Health is also a very relevant theme in cohesion policy, supported within the ERDF resources (to improve healthcare infrastructure) and ESF+ (to help vulnerable groups access healthcare). For several years, the European Territorial Cooperation (ETC) - Interreg programmes have been among the main tools used to promote cross-border healthcare cooperation initiatives. In the acute phase of Covid-19, Interreg resources - as well as cohesion policy resources intended for the investment for growth and employment objective - were also used to respond to the emergency.
In the 21-27 programming, currently underway, there are various tools to develop cross-border cooperation in the healthcare sector. The challenge in the near future will be to make the most of the results achieved with the ETC programmes in the context of regional policies. In our country this is particularly relevant, given the competence of the Regions in the field of "health protection".
Are there promising development prospects in this sense?

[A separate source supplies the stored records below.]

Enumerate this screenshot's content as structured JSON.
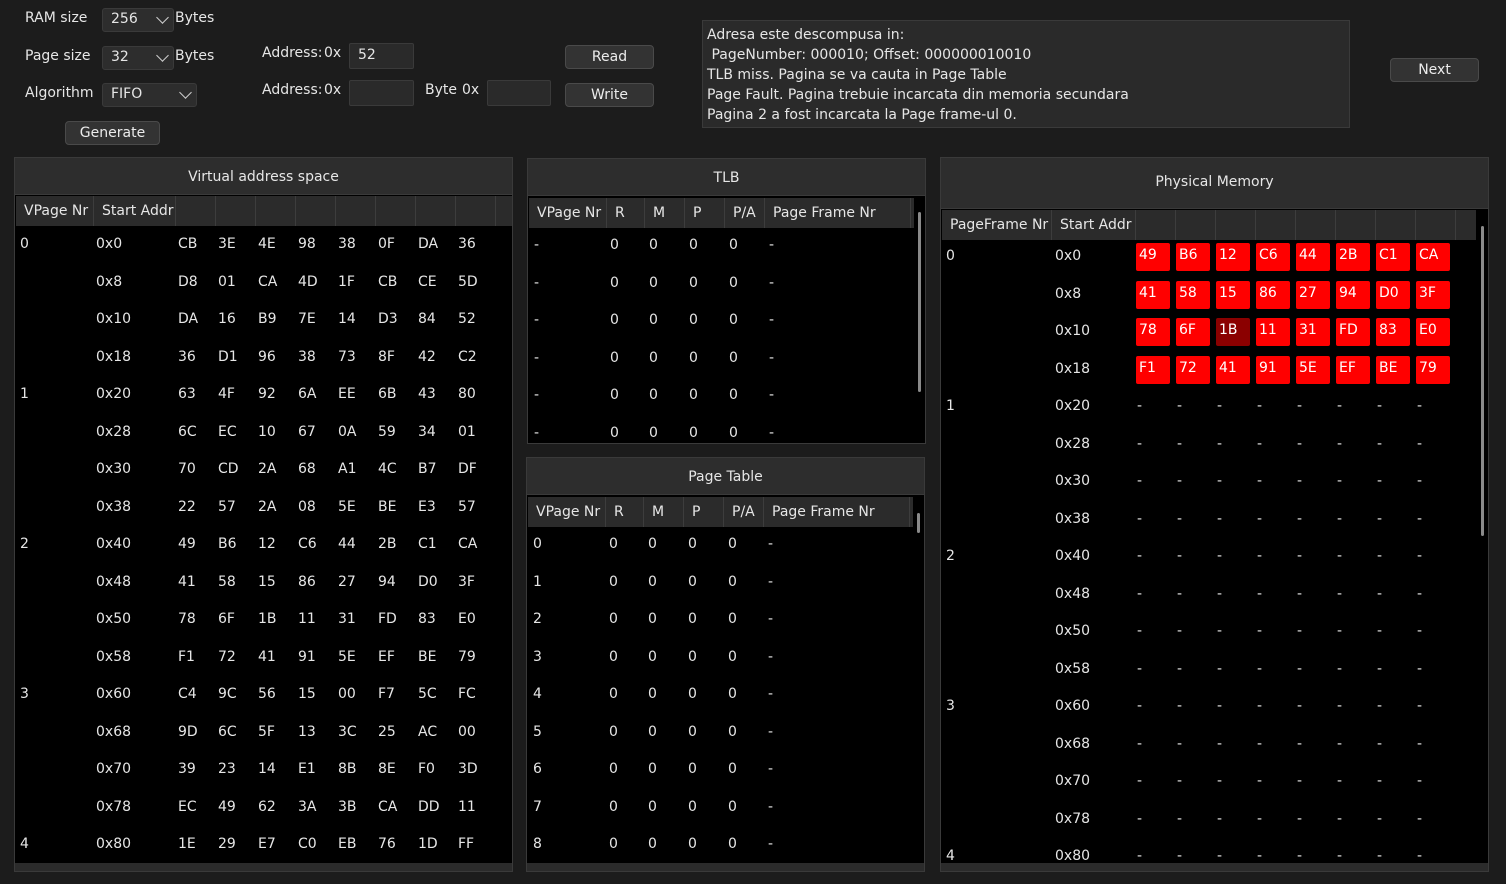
{
  "controls": {
    "ram_size_label": "RAM size",
    "ram_size_value": "256",
    "ram_size_unit": "Bytes",
    "page_size_label": "Page size",
    "page_size_value": "32",
    "page_size_unit": "Bytes",
    "algorithm_label": "Algorithm",
    "algorithm_value": "FIFO",
    "generate_label": "Generate",
    "read_address_label": "Address:",
    "read_address_prefix": "0x",
    "read_address_value": "52",
    "write_address_label": "Address:",
    "write_address_prefix": "0x",
    "write_address_value": "",
    "byte_label": "Byte",
    "byte_prefix": "0x",
    "byte_value": "",
    "read_label": "Read",
    "write_label": "Write",
    "next_label": "Next"
  },
  "log": {
    "lines": [
      "Adresa este descompusa in:",
      " PageNumber: 000010; Offset: 000000010010",
      "TLB miss. Pagina se va cauta in Page Table",
      "Page Fault. Pagina trebuie incarcata din memoria secundara",
      "Pagina 2 a fost incarcata la Page frame-ul 0."
    ]
  },
  "virtual": {
    "title": "Virtual address space",
    "headers": [
      "VPage Nr",
      "Start Addr",
      "",
      "",
      "",
      "",
      "",
      "",
      "",
      ""
    ],
    "rows": [
      {
        "page": "0",
        "addr": "0x0",
        "bytes": [
          "CB",
          "3E",
          "4E",
          "98",
          "38",
          "0F",
          "DA",
          "36"
        ]
      },
      {
        "page": "",
        "addr": "0x8",
        "bytes": [
          "D8",
          "01",
          "CA",
          "4D",
          "1F",
          "CB",
          "CE",
          "5D"
        ]
      },
      {
        "page": "",
        "addr": "0x10",
        "bytes": [
          "DA",
          "16",
          "B9",
          "7E",
          "14",
          "D3",
          "84",
          "52"
        ]
      },
      {
        "page": "",
        "addr": "0x18",
        "bytes": [
          "36",
          "D1",
          "96",
          "38",
          "73",
          "8F",
          "42",
          "C2"
        ]
      },
      {
        "page": "1",
        "addr": "0x20",
        "bytes": [
          "63",
          "4F",
          "92",
          "6A",
          "EE",
          "6B",
          "43",
          "80"
        ]
      },
      {
        "page": "",
        "addr": "0x28",
        "bytes": [
          "6C",
          "EC",
          "10",
          "67",
          "0A",
          "59",
          "34",
          "01"
        ]
      },
      {
        "page": "",
        "addr": "0x30",
        "bytes": [
          "70",
          "CD",
          "2A",
          "68",
          "A1",
          "4C",
          "B7",
          "DF"
        ]
      },
      {
        "page": "",
        "addr": "0x38",
        "bytes": [
          "22",
          "57",
          "2A",
          "08",
          "5E",
          "BE",
          "E3",
          "57"
        ]
      },
      {
        "page": "2",
        "addr": "0x40",
        "bytes": [
          "49",
          "B6",
          "12",
          "C6",
          "44",
          "2B",
          "C1",
          "CA"
        ]
      },
      {
        "page": "",
        "addr": "0x48",
        "bytes": [
          "41",
          "58",
          "15",
          "86",
          "27",
          "94",
          "D0",
          "3F"
        ]
      },
      {
        "page": "",
        "addr": "0x50",
        "bytes": [
          "78",
          "6F",
          "1B",
          "11",
          "31",
          "FD",
          "83",
          "E0"
        ]
      },
      {
        "page": "",
        "addr": "0x58",
        "bytes": [
          "F1",
          "72",
          "41",
          "91",
          "5E",
          "EF",
          "BE",
          "79"
        ]
      },
      {
        "page": "3",
        "addr": "0x60",
        "bytes": [
          "C4",
          "9C",
          "56",
          "15",
          "00",
          "F7",
          "5C",
          "FC"
        ]
      },
      {
        "page": "",
        "addr": "0x68",
        "bytes": [
          "9D",
          "6C",
          "5F",
          "13",
          "3C",
          "25",
          "AC",
          "00"
        ]
      },
      {
        "page": "",
        "addr": "0x70",
        "bytes": [
          "39",
          "23",
          "14",
          "E1",
          "8B",
          "8E",
          "F0",
          "3D"
        ]
      },
      {
        "page": "",
        "addr": "0x78",
        "bytes": [
          "EC",
          "49",
          "62",
          "3A",
          "3B",
          "CA",
          "DD",
          "11"
        ]
      },
      {
        "page": "4",
        "addr": "0x80",
        "bytes": [
          "1E",
          "29",
          "E7",
          "C0",
          "EB",
          "76",
          "1D",
          "FF"
        ]
      }
    ]
  },
  "tlb": {
    "title": "TLB",
    "headers": [
      "VPage Nr",
      "R",
      "M",
      "P",
      "P/A",
      "Page Frame Nr"
    ],
    "rows": [
      [
        "-",
        "0",
        "0",
        "0",
        "0",
        "-"
      ],
      [
        "-",
        "0",
        "0",
        "0",
        "0",
        "-"
      ],
      [
        "-",
        "0",
        "0",
        "0",
        "0",
        "-"
      ],
      [
        "-",
        "0",
        "0",
        "0",
        "0",
        "-"
      ],
      [
        "-",
        "0",
        "0",
        "0",
        "0",
        "-"
      ],
      [
        "-",
        "0",
        "0",
        "0",
        "0",
        "-"
      ]
    ]
  },
  "page_table": {
    "title": "Page Table",
    "headers": [
      "VPage Nr",
      "R",
      "M",
      "P",
      "P/A",
      "Page Frame Nr"
    ],
    "rows": [
      [
        "0",
        "0",
        "0",
        "0",
        "0",
        "-"
      ],
      [
        "1",
        "0",
        "0",
        "0",
        "0",
        "-"
      ],
      [
        "2",
        "0",
        "0",
        "0",
        "0",
        "-"
      ],
      [
        "3",
        "0",
        "0",
        "0",
        "0",
        "-"
      ],
      [
        "4",
        "0",
        "0",
        "0",
        "0",
        "-"
      ],
      [
        "5",
        "0",
        "0",
        "0",
        "0",
        "-"
      ],
      [
        "6",
        "0",
        "0",
        "0",
        "0",
        "-"
      ],
      [
        "7",
        "0",
        "0",
        "0",
        "0",
        "-"
      ],
      [
        "8",
        "0",
        "0",
        "0",
        "0",
        "-"
      ]
    ]
  },
  "physical": {
    "title": "Physical Memory",
    "headers": [
      "PageFrame Nr",
      "Start Addr",
      "",
      "",
      "",
      "",
      "",
      "",
      "",
      ""
    ],
    "highlight_color": "#ff0000",
    "accessed_color": "#8b0000",
    "rows": [
      {
        "frame": "0",
        "addr": "0x0",
        "bytes": [
          "49",
          "B6",
          "12",
          "C6",
          "44",
          "2B",
          "C1",
          "CA"
        ],
        "loaded": true
      },
      {
        "frame": "",
        "addr": "0x8",
        "bytes": [
          "41",
          "58",
          "15",
          "86",
          "27",
          "94",
          "D0",
          "3F"
        ],
        "loaded": true
      },
      {
        "frame": "",
        "addr": "0x10",
        "bytes": [
          "78",
          "6F",
          "1B",
          "11",
          "31",
          "FD",
          "83",
          "E0"
        ],
        "loaded": true,
        "accessed_index": 2
      },
      {
        "frame": "",
        "addr": "0x18",
        "bytes": [
          "F1",
          "72",
          "41",
          "91",
          "5E",
          "EF",
          "BE",
          "79"
        ],
        "loaded": true
      },
      {
        "frame": "1",
        "addr": "0x20",
        "bytes": [
          "-",
          "-",
          "-",
          "-",
          "-",
          "-",
          "-",
          "-"
        ]
      },
      {
        "frame": "",
        "addr": "0x28",
        "bytes": [
          "-",
          "-",
          "-",
          "-",
          "-",
          "-",
          "-",
          "-"
        ]
      },
      {
        "frame": "",
        "addr": "0x30",
        "bytes": [
          "-",
          "-",
          "-",
          "-",
          "-",
          "-",
          "-",
          "-"
        ]
      },
      {
        "frame": "",
        "addr": "0x38",
        "bytes": [
          "-",
          "-",
          "-",
          "-",
          "-",
          "-",
          "-",
          "-"
        ]
      },
      {
        "frame": "2",
        "addr": "0x40",
        "bytes": [
          "-",
          "-",
          "-",
          "-",
          "-",
          "-",
          "-",
          "-"
        ]
      },
      {
        "frame": "",
        "addr": "0x48",
        "bytes": [
          "-",
          "-",
          "-",
          "-",
          "-",
          "-",
          "-",
          "-"
        ]
      },
      {
        "frame": "",
        "addr": "0x50",
        "bytes": [
          "-",
          "-",
          "-",
          "-",
          "-",
          "-",
          "-",
          "-"
        ]
      },
      {
        "frame": "",
        "addr": "0x58",
        "bytes": [
          "-",
          "-",
          "-",
          "-",
          "-",
          "-",
          "-",
          "-"
        ]
      },
      {
        "frame": "3",
        "addr": "0x60",
        "bytes": [
          "-",
          "-",
          "-",
          "-",
          "-",
          "-",
          "-",
          "-"
        ]
      },
      {
        "frame": "",
        "addr": "0x68",
        "bytes": [
          "-",
          "-",
          "-",
          "-",
          "-",
          "-",
          "-",
          "-"
        ]
      },
      {
        "frame": "",
        "addr": "0x70",
        "bytes": [
          "-",
          "-",
          "-",
          "-",
          "-",
          "-",
          "-",
          "-"
        ]
      },
      {
        "frame": "",
        "addr": "0x78",
        "bytes": [
          "-",
          "-",
          "-",
          "-",
          "-",
          "-",
          "-",
          "-"
        ]
      },
      {
        "frame": "4",
        "addr": "0x80",
        "bytes": [
          "-",
          "-",
          "-",
          "-",
          "-",
          "-",
          "-",
          "-"
        ]
      }
    ]
  }
}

As mentioned, the pandemic has turned the spotlight on the topic, which in any case had already been attracting a lot of attention for a few years ; the growing interest in the topic of cross-border healthcare cooperation is confirmed by the number of studies published recently. As CNR ISSIRFA we have just published another volume on the topic, edited in collaboration with colleagues from EURAC Research (Institute of Comparative Federal Studies), which focuses specifically on the Tyrolo Alto Adige Trentino area .
From a practical point of view, the need to operate on different levels is increasingly apparent: starting from the European regulatory framework, which will have to be implemented better, to the need to strengthen bilateral relations between States, especially with reference to administrative management (think for example of the issue of reimbursement of healthcare expenses).
In general, the need to overcome bureaucratic obstacles to cross-border cooperation does not only concern the healthcare sector, but is a central challenge in the current Interreg programming period; another extremely current challenge is linked to the aforementioned need to better connect cross-border cooperation programs with regional policies. These are areas in which the European Commission is investing in with the 2021-2027 programming, in terms of resources and reflection. Overall, cross-border cooperation in healthcare is certainly an open field of study and experimentation with good development prospects.
We also talked about the EGTC-GO experience in a webinar organised last year in collaboration with Il Sole 24 Ore. On that occasion we explored development opportunities in the healthcare sector at a European level, including cross-border healthcare cooperation initiatives, also supported through cohesion policy investments.